19th November 1997. The Red Sea, somewhere off the coast of East Africa. 09:30 hrs

Eugène is sleeping now, finally. My joy at finding him again is tempered by the knowledge that he is changed, that he seems, still, not to know me. He does not cry, does not respond as a child should. He is withdrawn, silent. What did they do to him? What traumas has he endured?
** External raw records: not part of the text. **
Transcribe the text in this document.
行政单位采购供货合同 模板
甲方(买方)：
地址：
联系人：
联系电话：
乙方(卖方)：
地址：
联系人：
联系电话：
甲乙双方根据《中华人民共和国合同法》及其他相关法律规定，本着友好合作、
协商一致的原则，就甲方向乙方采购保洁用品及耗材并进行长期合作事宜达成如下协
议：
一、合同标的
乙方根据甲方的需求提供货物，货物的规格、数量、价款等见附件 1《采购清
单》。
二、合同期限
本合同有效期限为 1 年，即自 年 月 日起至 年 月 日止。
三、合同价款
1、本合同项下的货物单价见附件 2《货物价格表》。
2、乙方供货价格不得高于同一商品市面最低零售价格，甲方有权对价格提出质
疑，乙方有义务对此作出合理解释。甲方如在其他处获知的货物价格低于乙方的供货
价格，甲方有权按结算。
You are up on the deck somewhere, chéri, exercising or staring out to sea. Last night I lay in bed and watched you change. You turned away from me. Only the small light over the sink was on, but I could see the thickness in your shoulders, the heavy slabs of your shoulder blades flexing as you pulled off your shirt. You carry no fat around your waist, unlike Hamid. The muscles of your legs are very big, almost too big for your derriere, which is compact and angled. Everything about your body is edged, hardened, familiar. The damage is there quite plainly, also: the new welted scarring across your side and those other traumas you have suffered. Your ear is healing quickly, but with the old scar across your cheek and the smaller gun welts from the farm in Cyprus, it is only your pale eyes and the cut of your jaw and the stubble of fair hair that keep you from being ugly.

As I watch you, the man who killed the father of my son, confusion and regret surge through me. I have simply no idea what I should feel, how I should behave, what I should do in the face of everything that has happened. Only with Eugène, caring for him, hoping that he may begin to respond to me again, do I find solace, some measure of meaning.

What was Hamid doing there, on that mountainside, looking down as that horrible massacre unfolded? I can only conclude that he, too, was a member of GI. It is clear to me now that it happened over the course of his many work trips to Egypt. The woman, Fatimah, must have played a key role in radicalising him, in bringing him to make such a monumental decision. Did he love her? I know from the way she spoke to him on the mountainside that she did not love him. How long had they been planning it? Hamid said, there on the mountainside, that he had done it for me. What can that possibly mean? The knowledge that he betrayed me this way – taking our son and framing me for murder; the lengths to which they went – the planted emails on my computer, the DNA in the incinerator, the teeth, the clothing, all of it – makes me shudder. My violation is now complete.

And yet the irony seems like the work of Greek gods, toying with us for their fancy. The four of them – Yusuf, Hamid, the Kemetic, and yes, even her – fighting a terrible evil, not just the pollution and the poisoning of innocents, but the systematic exploitation of an entire nation, an entire people. And each of them reaching a different conclusion on what means were justified, each finding in the response of their enemy the limits of their own conviction, and eventually, coming to the same end.

That this end should come as it did! How could this have happened? The only man I have ever loved kills my husband. I kill my husband’s friend, one of the few men brave enough to stand up to this scourge, this legal crime. Samira is killed for getting too close to me. And, if I had told you, Claymore, there in Garbage City, to kill those two crooked policemen, you surely would have, and perhaps Samira would be alive now, and her girls would have a mother now instead of a foster family.

And for all of it, nothing has changed. As Mahmoud said, this last atrocity will only allow the government and the people that control it to further restrict freedoms, to redouble their efforts to eliminate dissent, to rule this country and its people purely and solely in their own interest. I am crying inside. The waste.

For the first time in my life, I doubt God.